On Monday I participated in a sweat lodge ceremony organized by Red River College Aboriginal Student Support & Community Relations. This took place near Libau Manitoba at the site of a yearly Sun Dance. The ceremony was a teaching lodge led by Bundle carrier, Sun dancer, and Spiritual Advisor for Corrections Services Canada, Brian McLeod.
A sweat lodge is an Aboriginal ceremony of purification, thankfulness, healing, and discovery. The lodge itself is built of saplings lashed together and hung with heavy cloth tarp. A dome maybe 10 feet (3 metres) in diameter, the shape of a great turtle shell.

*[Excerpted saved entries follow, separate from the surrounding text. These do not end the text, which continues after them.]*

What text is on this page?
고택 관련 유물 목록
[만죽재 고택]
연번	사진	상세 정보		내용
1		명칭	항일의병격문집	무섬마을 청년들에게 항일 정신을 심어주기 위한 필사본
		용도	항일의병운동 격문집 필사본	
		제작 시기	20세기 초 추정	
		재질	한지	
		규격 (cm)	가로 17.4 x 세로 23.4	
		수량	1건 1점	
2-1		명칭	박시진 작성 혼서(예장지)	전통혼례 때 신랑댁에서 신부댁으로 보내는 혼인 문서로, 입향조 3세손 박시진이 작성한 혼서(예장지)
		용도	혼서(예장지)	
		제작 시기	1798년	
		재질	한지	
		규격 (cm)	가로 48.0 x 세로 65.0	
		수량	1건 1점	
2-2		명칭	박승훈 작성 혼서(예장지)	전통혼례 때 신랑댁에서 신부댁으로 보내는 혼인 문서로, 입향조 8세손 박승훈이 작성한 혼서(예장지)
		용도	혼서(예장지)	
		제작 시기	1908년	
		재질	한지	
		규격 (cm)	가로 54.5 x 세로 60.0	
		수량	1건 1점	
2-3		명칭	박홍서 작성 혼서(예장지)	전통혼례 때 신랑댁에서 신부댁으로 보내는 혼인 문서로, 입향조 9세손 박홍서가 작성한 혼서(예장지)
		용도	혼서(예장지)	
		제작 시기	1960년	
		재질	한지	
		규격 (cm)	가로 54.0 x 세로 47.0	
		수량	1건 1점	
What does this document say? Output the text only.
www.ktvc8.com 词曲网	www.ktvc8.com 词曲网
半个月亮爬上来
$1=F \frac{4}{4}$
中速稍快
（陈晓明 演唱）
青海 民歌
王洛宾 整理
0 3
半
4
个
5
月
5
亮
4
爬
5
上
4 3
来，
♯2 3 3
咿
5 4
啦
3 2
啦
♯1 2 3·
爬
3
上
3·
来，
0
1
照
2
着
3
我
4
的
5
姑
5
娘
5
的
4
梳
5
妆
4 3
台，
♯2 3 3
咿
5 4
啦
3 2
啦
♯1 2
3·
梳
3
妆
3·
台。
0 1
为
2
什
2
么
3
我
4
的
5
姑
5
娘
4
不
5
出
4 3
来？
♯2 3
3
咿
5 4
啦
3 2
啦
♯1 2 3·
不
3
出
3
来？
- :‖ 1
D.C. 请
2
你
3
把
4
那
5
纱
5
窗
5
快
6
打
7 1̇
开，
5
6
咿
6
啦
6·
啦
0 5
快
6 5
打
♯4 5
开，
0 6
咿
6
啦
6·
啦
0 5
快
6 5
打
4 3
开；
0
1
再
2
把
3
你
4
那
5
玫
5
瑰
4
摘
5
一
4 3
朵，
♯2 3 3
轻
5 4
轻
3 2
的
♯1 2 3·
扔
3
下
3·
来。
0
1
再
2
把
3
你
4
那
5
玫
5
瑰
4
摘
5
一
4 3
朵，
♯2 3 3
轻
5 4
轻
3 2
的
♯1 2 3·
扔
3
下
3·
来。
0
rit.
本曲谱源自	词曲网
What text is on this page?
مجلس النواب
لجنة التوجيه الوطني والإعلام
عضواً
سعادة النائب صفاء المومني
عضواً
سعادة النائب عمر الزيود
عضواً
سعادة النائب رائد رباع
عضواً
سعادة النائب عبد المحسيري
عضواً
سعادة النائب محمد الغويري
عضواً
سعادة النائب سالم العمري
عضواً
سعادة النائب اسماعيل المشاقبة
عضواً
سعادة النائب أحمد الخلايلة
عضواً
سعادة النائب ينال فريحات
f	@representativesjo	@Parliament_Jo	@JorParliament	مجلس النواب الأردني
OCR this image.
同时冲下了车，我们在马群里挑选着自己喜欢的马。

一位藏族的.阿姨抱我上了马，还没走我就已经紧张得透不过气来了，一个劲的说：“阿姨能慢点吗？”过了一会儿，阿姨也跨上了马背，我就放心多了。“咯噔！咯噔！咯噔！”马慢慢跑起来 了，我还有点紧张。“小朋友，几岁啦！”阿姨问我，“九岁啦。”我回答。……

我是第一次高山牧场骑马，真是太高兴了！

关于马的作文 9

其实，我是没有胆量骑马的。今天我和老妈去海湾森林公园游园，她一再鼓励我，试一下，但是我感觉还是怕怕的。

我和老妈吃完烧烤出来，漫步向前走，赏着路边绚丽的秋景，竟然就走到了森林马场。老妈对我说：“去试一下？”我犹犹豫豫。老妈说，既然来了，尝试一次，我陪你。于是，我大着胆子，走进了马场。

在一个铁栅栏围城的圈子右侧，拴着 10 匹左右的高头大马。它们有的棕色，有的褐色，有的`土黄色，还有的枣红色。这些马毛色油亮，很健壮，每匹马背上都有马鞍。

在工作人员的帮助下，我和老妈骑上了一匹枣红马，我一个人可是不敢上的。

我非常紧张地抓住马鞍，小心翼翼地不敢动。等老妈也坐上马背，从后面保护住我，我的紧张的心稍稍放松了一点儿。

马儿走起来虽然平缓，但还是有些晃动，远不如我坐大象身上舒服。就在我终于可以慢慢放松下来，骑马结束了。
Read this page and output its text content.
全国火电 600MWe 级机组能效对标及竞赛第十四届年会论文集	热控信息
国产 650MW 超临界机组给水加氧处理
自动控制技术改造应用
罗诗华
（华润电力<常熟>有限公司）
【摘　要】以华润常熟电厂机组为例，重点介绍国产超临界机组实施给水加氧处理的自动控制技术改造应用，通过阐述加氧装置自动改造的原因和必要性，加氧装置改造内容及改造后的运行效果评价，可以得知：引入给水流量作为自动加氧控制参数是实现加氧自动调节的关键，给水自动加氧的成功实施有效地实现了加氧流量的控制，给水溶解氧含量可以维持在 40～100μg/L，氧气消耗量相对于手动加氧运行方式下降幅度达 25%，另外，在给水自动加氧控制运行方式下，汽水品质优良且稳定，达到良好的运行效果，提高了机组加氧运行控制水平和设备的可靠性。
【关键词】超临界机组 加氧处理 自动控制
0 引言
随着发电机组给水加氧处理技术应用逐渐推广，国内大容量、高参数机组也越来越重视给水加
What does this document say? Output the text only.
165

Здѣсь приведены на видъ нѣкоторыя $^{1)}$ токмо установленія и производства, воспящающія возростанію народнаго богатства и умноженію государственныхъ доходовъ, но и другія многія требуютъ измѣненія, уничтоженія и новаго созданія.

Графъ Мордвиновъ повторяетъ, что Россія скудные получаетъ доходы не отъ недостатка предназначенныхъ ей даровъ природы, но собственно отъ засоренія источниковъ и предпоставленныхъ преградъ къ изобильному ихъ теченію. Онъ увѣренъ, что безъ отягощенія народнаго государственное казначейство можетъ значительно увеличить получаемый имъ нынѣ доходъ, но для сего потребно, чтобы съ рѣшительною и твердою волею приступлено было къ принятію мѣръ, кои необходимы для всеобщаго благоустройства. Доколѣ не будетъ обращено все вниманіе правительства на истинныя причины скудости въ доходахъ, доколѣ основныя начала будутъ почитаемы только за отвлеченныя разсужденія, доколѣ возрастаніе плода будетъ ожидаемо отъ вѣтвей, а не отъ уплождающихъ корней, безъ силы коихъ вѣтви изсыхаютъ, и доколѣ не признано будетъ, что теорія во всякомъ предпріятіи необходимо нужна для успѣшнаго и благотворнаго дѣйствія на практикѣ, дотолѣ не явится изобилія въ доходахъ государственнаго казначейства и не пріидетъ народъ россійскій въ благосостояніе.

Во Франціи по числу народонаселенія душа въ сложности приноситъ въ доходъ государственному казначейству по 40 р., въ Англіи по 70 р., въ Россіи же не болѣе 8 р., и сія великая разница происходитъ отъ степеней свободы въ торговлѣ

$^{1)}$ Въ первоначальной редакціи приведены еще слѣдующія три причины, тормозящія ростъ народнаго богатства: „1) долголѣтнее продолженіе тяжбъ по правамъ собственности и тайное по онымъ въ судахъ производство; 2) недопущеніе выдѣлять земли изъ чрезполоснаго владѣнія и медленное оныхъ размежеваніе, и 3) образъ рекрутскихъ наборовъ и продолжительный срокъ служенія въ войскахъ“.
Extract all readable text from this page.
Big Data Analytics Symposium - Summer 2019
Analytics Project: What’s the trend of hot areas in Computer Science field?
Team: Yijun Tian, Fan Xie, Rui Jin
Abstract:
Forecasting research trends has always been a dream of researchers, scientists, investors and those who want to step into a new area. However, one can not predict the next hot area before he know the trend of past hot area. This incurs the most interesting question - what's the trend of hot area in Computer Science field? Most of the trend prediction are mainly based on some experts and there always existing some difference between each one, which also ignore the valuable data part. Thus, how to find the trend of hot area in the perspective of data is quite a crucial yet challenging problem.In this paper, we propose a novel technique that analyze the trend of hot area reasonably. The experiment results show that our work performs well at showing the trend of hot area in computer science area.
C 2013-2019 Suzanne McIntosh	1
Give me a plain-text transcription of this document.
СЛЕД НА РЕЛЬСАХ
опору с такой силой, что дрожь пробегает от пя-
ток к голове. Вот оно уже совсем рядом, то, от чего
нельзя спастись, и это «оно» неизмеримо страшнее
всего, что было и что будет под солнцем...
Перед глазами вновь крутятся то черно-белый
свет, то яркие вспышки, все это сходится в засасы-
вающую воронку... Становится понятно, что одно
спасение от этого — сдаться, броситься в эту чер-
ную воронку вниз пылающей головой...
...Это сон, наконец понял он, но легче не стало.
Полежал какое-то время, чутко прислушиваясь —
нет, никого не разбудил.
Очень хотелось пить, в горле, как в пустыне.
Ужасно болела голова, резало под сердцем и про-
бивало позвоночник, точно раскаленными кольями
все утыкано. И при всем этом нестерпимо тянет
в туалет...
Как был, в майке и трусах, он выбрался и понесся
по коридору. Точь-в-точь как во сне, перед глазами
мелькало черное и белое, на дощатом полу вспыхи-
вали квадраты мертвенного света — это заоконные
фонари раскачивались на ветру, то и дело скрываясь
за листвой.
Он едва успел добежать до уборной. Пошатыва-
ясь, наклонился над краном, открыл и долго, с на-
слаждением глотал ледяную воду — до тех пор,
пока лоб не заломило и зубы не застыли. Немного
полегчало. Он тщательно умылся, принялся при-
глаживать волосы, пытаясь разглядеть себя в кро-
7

We offered tobacco to the fire blazing outside the entrance of the lodge. The offering made in the name of all our relations. We knelt and entered the lodge sitting side by side on a circle of blankets. Brian spoke to us of vulnerability, of strength, and of living in a good way.
The tarp is pulled shut from outside. It is dark inside but for the red light of the Grandmothers and Grandfathers, the granite rocks pulled from the fire outside and placed into the earthen pit in the centre of the lodge.
The smell of cedar. The sound of rain. Drumming and rattles and voice. Water on stone; the hot breath of life. Hottest right before the flaps open, only to be closed again. Four cycles of heat. Four doorways. Giving thanks to all our relations. Awash in the fervour of sensation and gratitude.